Phenomenal development in computing speed, capability of parallel processing, partial, if not complete, democratization of data and technology paved the way for emergence of AI as a potent force that can usher businesses into the future-verse.
3. What are the benefits of AI adoption in enterprises?
AI has emerged to be a necessary spoke in the enterprise wheel and many leaders hailing from traditional world have also opined the same over last couple of years. AI saves time and money by automating and optimising routine processes and tasks. It also increases productivity and operational efficiencies and makes faster business decisions based on outputs from cognitive technologies.
4. What are the main challenges in AI adoption for enterprises?
Lack of techno-culture that is needed to nourish an AI ecosystem is missing in most organizations.

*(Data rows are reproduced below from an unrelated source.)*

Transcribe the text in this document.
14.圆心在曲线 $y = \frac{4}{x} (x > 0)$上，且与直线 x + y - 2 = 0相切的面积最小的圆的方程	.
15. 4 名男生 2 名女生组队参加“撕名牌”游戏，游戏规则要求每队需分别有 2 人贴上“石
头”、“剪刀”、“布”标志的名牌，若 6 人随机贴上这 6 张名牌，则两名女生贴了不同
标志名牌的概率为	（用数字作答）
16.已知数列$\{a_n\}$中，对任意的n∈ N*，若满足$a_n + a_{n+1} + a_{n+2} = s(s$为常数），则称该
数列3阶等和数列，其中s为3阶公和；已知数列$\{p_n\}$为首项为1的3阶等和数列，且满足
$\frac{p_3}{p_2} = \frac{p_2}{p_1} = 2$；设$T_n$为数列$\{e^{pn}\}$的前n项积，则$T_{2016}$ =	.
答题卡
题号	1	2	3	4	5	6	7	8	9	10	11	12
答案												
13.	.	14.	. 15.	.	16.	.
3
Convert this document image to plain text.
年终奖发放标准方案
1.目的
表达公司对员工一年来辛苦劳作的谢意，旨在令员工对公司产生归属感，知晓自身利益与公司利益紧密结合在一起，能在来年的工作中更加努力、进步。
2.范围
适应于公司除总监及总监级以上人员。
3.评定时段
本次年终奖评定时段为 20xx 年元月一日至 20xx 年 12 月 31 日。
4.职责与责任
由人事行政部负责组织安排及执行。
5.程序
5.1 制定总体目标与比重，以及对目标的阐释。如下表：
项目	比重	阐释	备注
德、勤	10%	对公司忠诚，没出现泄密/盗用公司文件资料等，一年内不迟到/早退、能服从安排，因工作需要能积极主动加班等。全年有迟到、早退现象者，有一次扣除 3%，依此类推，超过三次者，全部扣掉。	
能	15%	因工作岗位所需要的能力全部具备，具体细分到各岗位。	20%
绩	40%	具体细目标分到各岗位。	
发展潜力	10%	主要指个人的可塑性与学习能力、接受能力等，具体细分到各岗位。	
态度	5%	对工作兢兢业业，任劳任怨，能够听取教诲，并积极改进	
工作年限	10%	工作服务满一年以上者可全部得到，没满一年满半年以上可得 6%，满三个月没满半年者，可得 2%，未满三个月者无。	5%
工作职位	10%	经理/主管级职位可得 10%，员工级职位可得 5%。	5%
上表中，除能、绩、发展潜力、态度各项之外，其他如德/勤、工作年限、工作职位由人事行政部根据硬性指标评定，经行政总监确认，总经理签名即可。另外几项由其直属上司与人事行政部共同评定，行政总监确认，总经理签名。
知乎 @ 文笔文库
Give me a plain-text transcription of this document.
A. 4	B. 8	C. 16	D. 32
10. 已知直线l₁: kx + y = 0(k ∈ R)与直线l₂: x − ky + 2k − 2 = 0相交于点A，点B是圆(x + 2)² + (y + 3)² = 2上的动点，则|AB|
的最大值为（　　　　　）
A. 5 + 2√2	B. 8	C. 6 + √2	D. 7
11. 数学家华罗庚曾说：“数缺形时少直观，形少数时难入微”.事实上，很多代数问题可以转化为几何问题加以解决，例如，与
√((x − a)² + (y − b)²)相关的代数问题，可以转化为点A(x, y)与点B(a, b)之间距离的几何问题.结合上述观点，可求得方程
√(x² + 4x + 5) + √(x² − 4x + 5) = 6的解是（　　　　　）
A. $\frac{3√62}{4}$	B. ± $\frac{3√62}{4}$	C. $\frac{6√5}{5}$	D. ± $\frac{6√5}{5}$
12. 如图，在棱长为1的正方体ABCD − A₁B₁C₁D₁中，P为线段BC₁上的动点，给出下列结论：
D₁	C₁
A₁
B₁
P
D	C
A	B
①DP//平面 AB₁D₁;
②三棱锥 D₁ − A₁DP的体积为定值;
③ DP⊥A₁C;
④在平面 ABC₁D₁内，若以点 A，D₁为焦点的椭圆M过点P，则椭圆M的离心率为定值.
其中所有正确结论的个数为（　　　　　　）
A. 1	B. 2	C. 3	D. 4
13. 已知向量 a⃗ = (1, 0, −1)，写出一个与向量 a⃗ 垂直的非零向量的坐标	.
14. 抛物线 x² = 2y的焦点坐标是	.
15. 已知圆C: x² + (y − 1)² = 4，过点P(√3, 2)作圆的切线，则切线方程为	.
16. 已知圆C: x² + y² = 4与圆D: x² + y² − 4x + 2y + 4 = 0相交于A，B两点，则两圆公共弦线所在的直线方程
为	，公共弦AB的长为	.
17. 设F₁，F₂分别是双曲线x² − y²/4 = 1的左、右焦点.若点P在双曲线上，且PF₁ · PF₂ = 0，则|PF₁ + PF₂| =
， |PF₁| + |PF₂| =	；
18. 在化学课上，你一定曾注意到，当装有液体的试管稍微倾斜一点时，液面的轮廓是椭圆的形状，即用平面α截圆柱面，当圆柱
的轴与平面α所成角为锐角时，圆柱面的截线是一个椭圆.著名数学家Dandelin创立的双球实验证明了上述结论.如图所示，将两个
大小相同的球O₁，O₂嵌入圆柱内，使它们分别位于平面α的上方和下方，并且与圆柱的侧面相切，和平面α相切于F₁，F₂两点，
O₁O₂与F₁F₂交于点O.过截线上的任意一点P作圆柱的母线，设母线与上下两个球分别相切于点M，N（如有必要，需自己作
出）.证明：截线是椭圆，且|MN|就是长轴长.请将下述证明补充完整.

This integration and cultural adoption will happen only if the CXOs move beyond looking only at the financial ROI coming from AI solutions and start giving equal importance to the capability ROI and strategic ROI that AI ecosystem yields.
The second biggest challenge traditional enterprises face is getting the right talent. The problem is not only limited to finding the talent, but it also stretches to the realm of deciding the team size and sustained engagement over a period. Given the lack of experience in managing AI functions, traditional enterprises struggle to assess and acquire the right talent.
Just like expenses are fixed as ratio of revenue for functions like sales, marketing, and IT, similarly there must be a dedicated budget for Data Science and AI. What is necessary is that there must be a commitment of investment from the top leadership to create a sustainable AI adoption culture and environment.